Where is another Pérez de Cuéllar? Not inside the United Nations glass tower for sure. The UN these days is sidelined and unfairly humiliated. The fruitless pilgrimage to the Kremlin by the current Secretary General Antonio Gutérres, met with condescension by Putin, to be lectured like a slow-witted pupil at the far end of a grotesquely long table, spoke for itself.
That was a total fiasco. Failure of a non-existent peace mission, which inexplicably took place only two months after the beginning of the Russian aggression on Ukraine.
By late spring of 2022, it was obvious that Gutérres’ trip was doomed. The Kremlin autocrat, having given the order to attack Ukraine on the fictional assumption that the invasion would be little more than a short victory parade, followed by a quick pro-Russian regime change in Kiev, was not going to admit to the hapless UN chief that he had made a colossal blunder. He would just double down, as most failing dictators do.
The conflict, after more than nine months, has dramatically evolved. It is now an unwinnable war of attrition where Ukraine, heavily supported by the West, appears to have the upper hand. But Ukraine, despite its truly heroic resistance, has no real chance of totally defeating the Russian lumbering nuclear behemoth.
That dramatically increases risks of escalation, including perhaps even the use of tactical nuclear weapons by embattled Russia. Now a truly existential question arises. Granted that the United Nations so far has abysmally failed, is there any prospect that a UN-led peace mission on Ukraine – possibly with the intervention of Blue Helmets – may be at least partly successful in the future?
Cynics no doubt will respond that, given the climate of intense hostility and mistrust now prevailing within the UN Security Council, such an outcome would be totally impossible. But if the world is to be spared the catastrophe that would be World War III, it is now vital that those cynics are proved wrong.
Ironically (on account of his full family name) it fell on Javier Pérez de Cuéllar de la Guerra, the Peruvian fifth Secretary-General from 1982 to 1991 and the most effective peace mediator in the history of the United Nations, to set a shining example. Time and again, over more than six decades of methodical, painstaking and honest hard work as an international negotiator, Pérez de Cuéllar showed that the dogs of war can be defeated. He died two years ago at home, a frail but still mentally alert 100 years old. But his precedent must be kept alive.

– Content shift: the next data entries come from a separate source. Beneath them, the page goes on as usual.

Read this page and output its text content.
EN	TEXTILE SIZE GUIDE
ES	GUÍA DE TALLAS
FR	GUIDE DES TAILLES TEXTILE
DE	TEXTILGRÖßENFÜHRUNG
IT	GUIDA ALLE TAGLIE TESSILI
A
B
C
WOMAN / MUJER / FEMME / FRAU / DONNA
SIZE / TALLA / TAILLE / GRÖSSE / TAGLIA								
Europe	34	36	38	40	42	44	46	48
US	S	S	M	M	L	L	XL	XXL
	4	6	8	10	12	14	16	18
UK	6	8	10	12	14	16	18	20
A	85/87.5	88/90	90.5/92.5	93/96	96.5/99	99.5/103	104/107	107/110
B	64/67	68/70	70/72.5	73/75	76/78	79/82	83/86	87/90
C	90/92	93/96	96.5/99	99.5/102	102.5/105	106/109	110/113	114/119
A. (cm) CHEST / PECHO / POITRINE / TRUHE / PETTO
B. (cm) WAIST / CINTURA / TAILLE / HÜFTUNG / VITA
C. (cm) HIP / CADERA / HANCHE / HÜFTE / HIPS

I went to see him once, at his unpretentious 2-floor cottage in Lima’s upscale district of Miraflores. Twice married but by then a widower, he lived alone assisted by a housekeeper, with no bodyguards or particular security, except for an electrified fence in the garden.
The Maoist Sendero Luminoso fighters were active then with kidnappings and assassinations. That did not concern him, a self-effacing and highly disciplined diplomat from a Third World country who had served with distinction in London and Paris, and that as an ambassador to Switzerland and subsequently to Moscow, was highly regarded by the Russians for his impartiality.
Then for de Cuéllar, in the times of Soviet collapse and civil war in the Balkans, came the UN top job, followed after more than a decade, by his brief appointment at home as prime minister.
In a now forgotten book with a humble title, Pilgrimage for Peace, the quiet Peruvian explained the secret of his success as a peacemaker. Never take “no” for an answer. Do your utmost to gain respect and trust from the warring sides. Listen a lot. Patiently persuade all parties that making reasonable concessions is always infinitely less costly and devastating than continuing war.
Secretary-General Gutérres, Russia’s autocrat-in-chief Putin, and Ukraine’s wartime president Zelensky, would be well advised to take a leaf out of Pérez de Cuéllar’s book. But it’s a safe bet that they won’t. Or at least not yet. Meanwhile, sadly, the destruction of Ukraine will go on.